My biggest issue with this movement is that Apple doesn’t care one bit about the actual education process, or the efficacy of their iPad-based solution. Thinking otherwise is a mistake. They’re simply pushing for a new market — No Child Left Behind (Without an iPad) — and that’s simply not what I want the future to look like. Apple is proffering another argument as to why everyone, especially those who shouldn’t be spending that money, needs to buy their device. Their message reminds me of that wailing character from The Simpsons: “Won’t someone please think of the children?”
If Apple has their way, future parents would ditch the argument over the color of the nursery’s walls and settle for another one entirely: 16, 32, or 64 gigabytes? Do toddlers need a mobile connection, or just WiFi? Because there’s no way that three-year-olds and 10-inch sheets of glass don’t mix.

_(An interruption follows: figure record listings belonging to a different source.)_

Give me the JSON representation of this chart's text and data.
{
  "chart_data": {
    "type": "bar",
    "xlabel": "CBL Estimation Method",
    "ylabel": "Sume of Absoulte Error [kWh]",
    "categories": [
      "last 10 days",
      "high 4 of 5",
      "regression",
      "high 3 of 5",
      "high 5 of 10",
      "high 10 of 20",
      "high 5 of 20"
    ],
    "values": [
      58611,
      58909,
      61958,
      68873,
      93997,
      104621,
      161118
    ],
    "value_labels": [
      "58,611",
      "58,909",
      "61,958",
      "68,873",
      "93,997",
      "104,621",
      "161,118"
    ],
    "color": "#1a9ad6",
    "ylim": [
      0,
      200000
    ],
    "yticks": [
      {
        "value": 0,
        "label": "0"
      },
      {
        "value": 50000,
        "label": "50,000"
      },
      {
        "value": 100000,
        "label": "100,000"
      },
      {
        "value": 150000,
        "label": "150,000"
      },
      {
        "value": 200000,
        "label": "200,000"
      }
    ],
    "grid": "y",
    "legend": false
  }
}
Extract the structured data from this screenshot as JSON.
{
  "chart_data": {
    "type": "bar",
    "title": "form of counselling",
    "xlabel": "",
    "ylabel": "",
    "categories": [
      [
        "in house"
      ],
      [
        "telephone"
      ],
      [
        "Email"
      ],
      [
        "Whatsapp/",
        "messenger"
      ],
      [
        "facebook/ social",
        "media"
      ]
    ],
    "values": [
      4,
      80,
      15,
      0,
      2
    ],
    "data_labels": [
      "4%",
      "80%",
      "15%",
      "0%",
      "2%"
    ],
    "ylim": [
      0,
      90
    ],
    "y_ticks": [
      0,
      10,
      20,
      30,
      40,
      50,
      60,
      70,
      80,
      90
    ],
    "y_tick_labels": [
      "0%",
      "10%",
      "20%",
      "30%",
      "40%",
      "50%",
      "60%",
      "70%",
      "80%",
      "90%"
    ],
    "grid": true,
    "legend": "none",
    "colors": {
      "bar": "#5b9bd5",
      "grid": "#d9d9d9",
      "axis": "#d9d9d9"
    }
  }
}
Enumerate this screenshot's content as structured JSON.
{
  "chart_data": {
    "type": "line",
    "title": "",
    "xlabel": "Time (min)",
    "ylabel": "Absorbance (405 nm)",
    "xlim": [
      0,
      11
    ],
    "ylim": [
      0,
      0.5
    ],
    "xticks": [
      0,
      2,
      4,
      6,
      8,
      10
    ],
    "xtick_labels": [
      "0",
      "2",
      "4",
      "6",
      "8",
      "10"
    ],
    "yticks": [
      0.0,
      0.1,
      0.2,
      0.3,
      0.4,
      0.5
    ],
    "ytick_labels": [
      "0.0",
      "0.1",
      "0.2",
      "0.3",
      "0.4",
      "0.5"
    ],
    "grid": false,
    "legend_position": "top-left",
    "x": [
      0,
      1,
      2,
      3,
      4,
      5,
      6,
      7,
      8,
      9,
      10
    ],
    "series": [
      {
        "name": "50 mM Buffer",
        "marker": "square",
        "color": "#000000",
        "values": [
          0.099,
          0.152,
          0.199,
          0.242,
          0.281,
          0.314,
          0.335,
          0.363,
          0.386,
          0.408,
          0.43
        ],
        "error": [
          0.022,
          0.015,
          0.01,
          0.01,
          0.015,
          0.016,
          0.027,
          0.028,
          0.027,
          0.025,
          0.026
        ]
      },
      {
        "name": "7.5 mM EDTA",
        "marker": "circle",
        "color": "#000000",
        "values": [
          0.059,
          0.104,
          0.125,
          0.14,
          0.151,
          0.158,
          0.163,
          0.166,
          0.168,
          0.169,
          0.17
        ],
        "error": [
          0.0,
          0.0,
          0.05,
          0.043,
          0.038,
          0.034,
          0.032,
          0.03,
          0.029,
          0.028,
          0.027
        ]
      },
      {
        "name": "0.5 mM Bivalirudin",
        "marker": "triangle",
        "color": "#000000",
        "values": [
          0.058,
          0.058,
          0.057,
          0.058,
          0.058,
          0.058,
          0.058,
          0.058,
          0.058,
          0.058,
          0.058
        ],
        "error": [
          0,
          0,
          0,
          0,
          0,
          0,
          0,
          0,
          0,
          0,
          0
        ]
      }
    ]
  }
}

But in a sea of Apple-based education, there’s some hope. Did you pick out the holdouts in the above picture? They’re pretty hard to see. The first is near the middle of the picture: four rows back, second seat from the aisle. A non-Apple laptop. I don’t know what brand it is, but I’m sort of proud of its owner, defying the buy-Apple mandate.
But I can do you one better. How about that guy on the left of the picture, wearing the yellow “Mizzou” shirt? Three rows up, right on the aisle. No computer at all, just the good ‘ol pen and paper. Makes me long for the days when a company that earns $13 billion a quarter  didn’t tell us how best to learn. I took all my lessons through hand cramps and my trusty Pilot G2 pen, thank you very much.
What struck me was how precise Apple is at getting people to buy something they don’t really need.